France : Harcèlement scolaire au lycée Honoré-de-Balzac, la mesure administrative qui touche le chef d’établissement quelques jours après le drame sur les rails

Une vive émotion s’est emparée de la commune de Mitry-Mory, en France, où plusieurs centaines de personnes se sont rassemblées pour une marche blanche en mémoire de Camélia. Le décès de cette lycéenne de 17 ans, survenu le 13 janvier dans des circonstances tragiques, a mis en lumière une situation de souffrance scolaire que l’adolescente et sa famille avaient tenté de signaler aux autorités éducatives avant l’irréparable.

Les faits se sont déroulés à la gare de Villeparisis-Mitry-le-Neuf. Selon les éléments communiqués par la police et relayés par l’agence Anadolu, la jeune fille, scolarisée au lycée Honoré-de-Balzac, s’est allongée sur les voies avant d’être percutée par un RER. L’exploitation des images de vidéosurveillance a permis aux enquêteurs d’établir le caractère volontaire du geste. Le décès a été officiellement déclaré à 17h57, quelques heures après que l’adolescente a quitté son établissement scolaire.

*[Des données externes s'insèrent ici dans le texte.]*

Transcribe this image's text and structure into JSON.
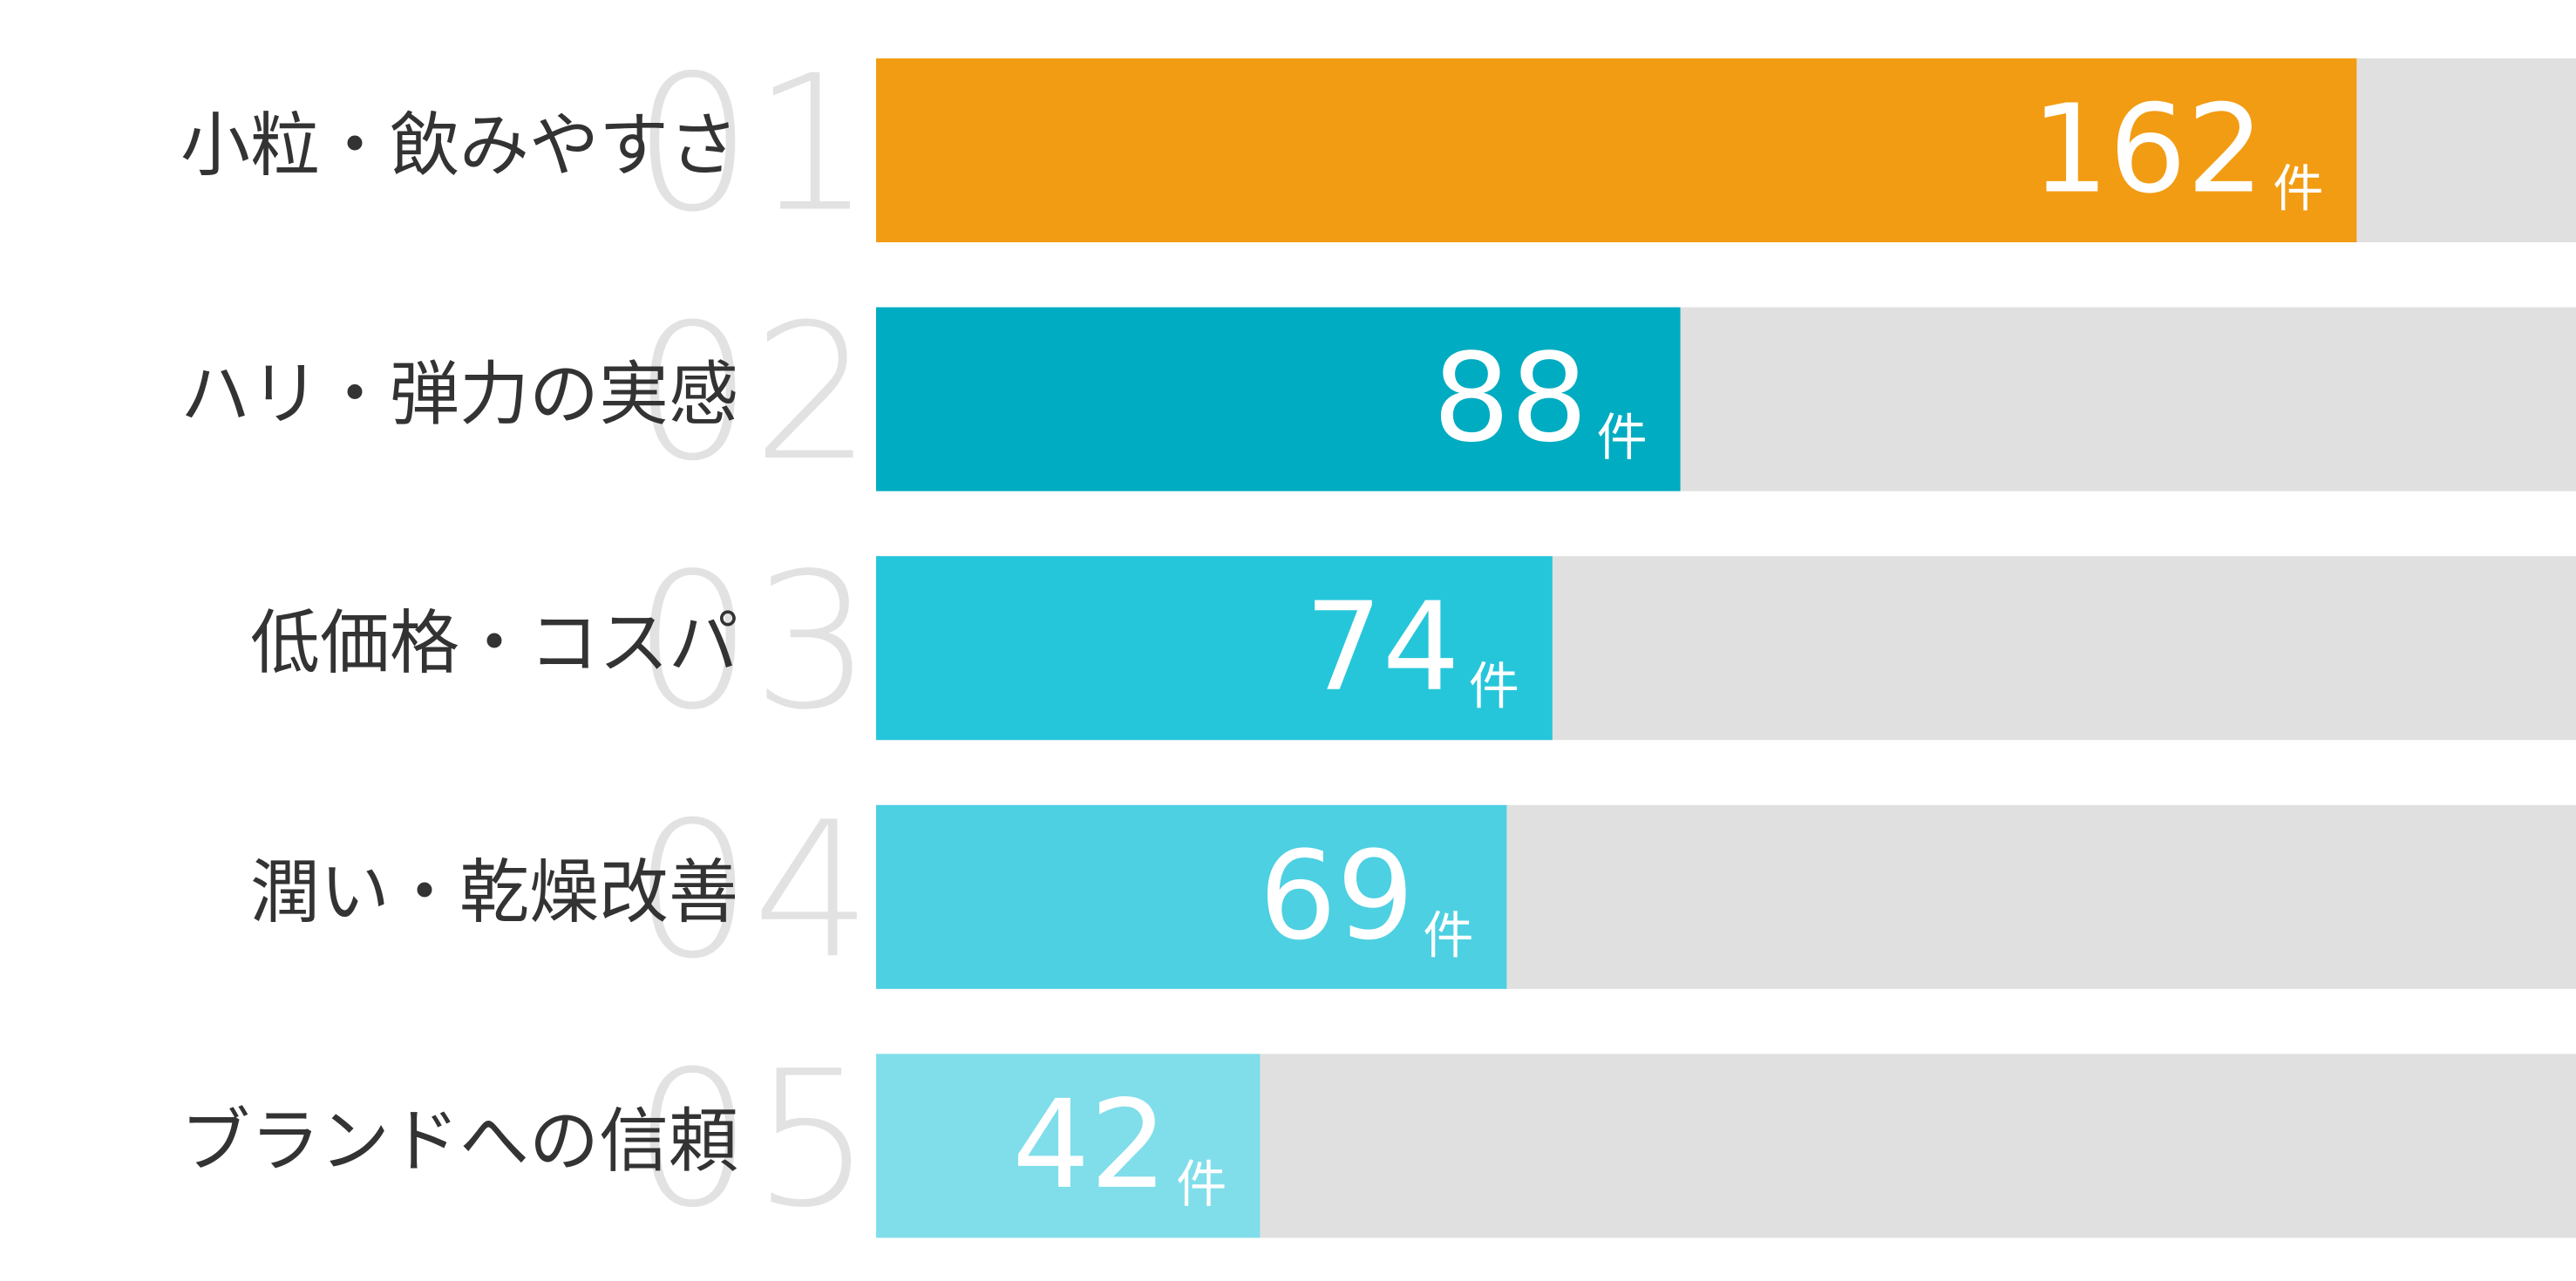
{
  "chart_data": {
    "type": "bar",
    "orientation": "horizontal",
    "categories": [
      "小粒・飲みやすさ",
      "ハリ・弾力の実感",
      "低価格・コスパ",
      "潤い・乾燥改善",
      "ブランドへの信頼"
    ],
    "ranks": [
      "01",
      "02",
      "03",
      "04",
      "05"
    ],
    "values": [
      162,
      88,
      74,
      69,
      42
    ],
    "unit": "件",
    "colors": [
      "#f29c13",
      "#00acc1",
      "#26c6da",
      "#4dd0e1",
      "#80deea"
    ],
    "track_color": "#e0e0e0",
    "xlim": [
      0,
      186
    ]
  }
}
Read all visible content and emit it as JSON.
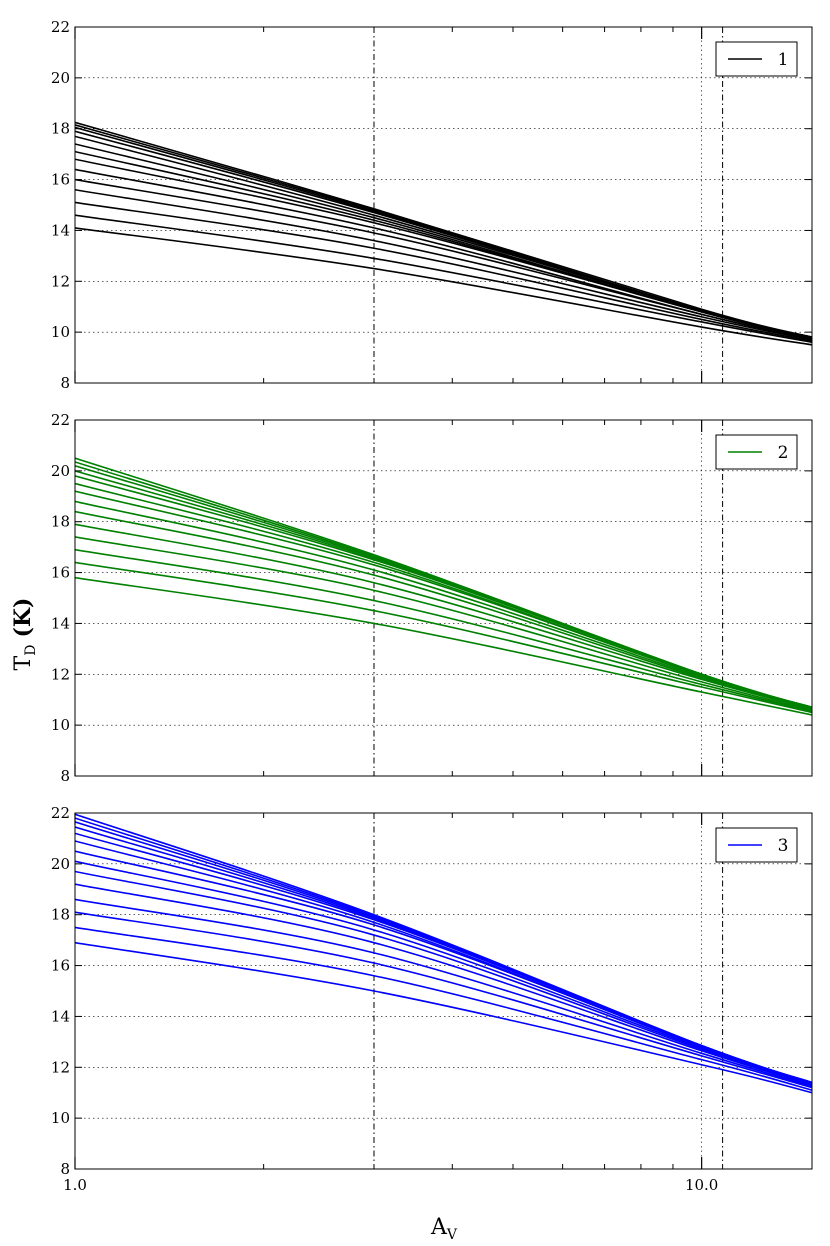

Ce drame intervient dans un contexte de tensions signalées depuis plusieurs semaines. Le parquet de Meaux a confirmé que Camélia avait alerté sa mère en décembre, évoquant un harcèlement perpétré par plusieurs camarades. Des proches ont rapporté une dégradation visible de son état psychologique. La famille assure avoir prévenu l’établissement avant les vacances de fin d’année, mais déplore une absence d’évolution de la situation à la rentrée de janvier, malgré la convocation des élèves mis en cause.

Les investigations révèlent que des interactions ont eu lieu entre la victime et l’administration juste avant le passage à l’acte. Des échanges de messages confirmés par les autorités indiquent que l’adolescente avait été convoquée par le proviseur la veille de sa mort, ainsi que le jour même. C’est à l’issue de cet ultime entretien avec la direction qu’elle a quitté le lycée pour se rendre à la gare.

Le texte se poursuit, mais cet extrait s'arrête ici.